It’s better to have infinite scalability and not need it, than to need infinite scalability and not have it. Andrew Clay Shafer
As the server load increases, and it’s time to add hardware resources to your infrastructure, you have two approaches: increase your resources vertically or horizontally.
Vertical scalability is the most intuitive, it means adding resources to a single server (by adding RAM, boosting its CPU …). It’s simple but the cost of material capacity is rapidly exponential.
This solution has limits, You can probably multiply your server’s capabilities by 2, maybe even by 10, but not by 100.
Also usually, vertical scalability requires downtime while new resources are being added.
But this remains in most cases the most pragmatic solution, and in particular for applications in production for many years.

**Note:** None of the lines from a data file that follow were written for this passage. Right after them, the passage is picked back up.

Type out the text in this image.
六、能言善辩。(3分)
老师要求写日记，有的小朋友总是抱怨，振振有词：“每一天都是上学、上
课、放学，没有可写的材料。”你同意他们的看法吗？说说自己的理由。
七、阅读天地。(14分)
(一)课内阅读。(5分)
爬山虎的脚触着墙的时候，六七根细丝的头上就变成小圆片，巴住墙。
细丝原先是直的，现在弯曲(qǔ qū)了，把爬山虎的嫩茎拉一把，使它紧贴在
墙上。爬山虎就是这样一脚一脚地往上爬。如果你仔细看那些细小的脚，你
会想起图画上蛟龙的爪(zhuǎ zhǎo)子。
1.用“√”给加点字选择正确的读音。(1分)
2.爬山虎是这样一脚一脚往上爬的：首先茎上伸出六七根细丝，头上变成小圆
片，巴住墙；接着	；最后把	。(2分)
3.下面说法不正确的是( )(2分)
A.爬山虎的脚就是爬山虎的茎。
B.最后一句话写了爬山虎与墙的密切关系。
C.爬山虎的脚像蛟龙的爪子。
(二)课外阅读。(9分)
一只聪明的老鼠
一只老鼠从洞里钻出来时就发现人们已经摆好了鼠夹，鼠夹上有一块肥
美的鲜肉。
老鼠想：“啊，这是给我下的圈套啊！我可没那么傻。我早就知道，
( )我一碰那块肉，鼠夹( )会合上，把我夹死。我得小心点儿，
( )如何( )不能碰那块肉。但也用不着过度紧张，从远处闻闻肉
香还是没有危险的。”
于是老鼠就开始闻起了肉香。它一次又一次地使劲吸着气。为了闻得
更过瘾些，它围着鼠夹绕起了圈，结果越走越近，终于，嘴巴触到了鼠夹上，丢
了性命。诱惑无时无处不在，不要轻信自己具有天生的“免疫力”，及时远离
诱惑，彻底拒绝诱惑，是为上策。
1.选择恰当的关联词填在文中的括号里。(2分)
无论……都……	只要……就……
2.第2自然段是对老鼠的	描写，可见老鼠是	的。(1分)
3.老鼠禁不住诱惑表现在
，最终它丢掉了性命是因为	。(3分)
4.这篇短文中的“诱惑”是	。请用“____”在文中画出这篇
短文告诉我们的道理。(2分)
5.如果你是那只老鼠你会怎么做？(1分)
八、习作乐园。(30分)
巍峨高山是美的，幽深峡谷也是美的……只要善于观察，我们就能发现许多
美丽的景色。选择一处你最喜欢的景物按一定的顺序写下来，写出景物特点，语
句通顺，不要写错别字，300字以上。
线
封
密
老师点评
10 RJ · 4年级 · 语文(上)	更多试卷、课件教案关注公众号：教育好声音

Horizontal scalability is like adding new servers doing the same type of task.
This allows you to use only standard servers with commodity hardware. But the software implications are quickly important.
The application must be stateless which means that the data is stored in another service (in your database, in a distributed cache…). It is ideal, You should design your development with this goal.
Thanks to this, in case of hardware failure on one instance, other instances will be able to absorb the load with a minimum service interruption for the user.
Overall, Vertical scalability involves using a computer that offers many possibilities for adding parts, on which it is possible to put a large amount of memory, many processors, several motherboards and many hard drives.
On the other hand, Horizontal scalability involves adding computers to cope with increased demand for a service. The most common method is load allocation by the use of a cluster of servers.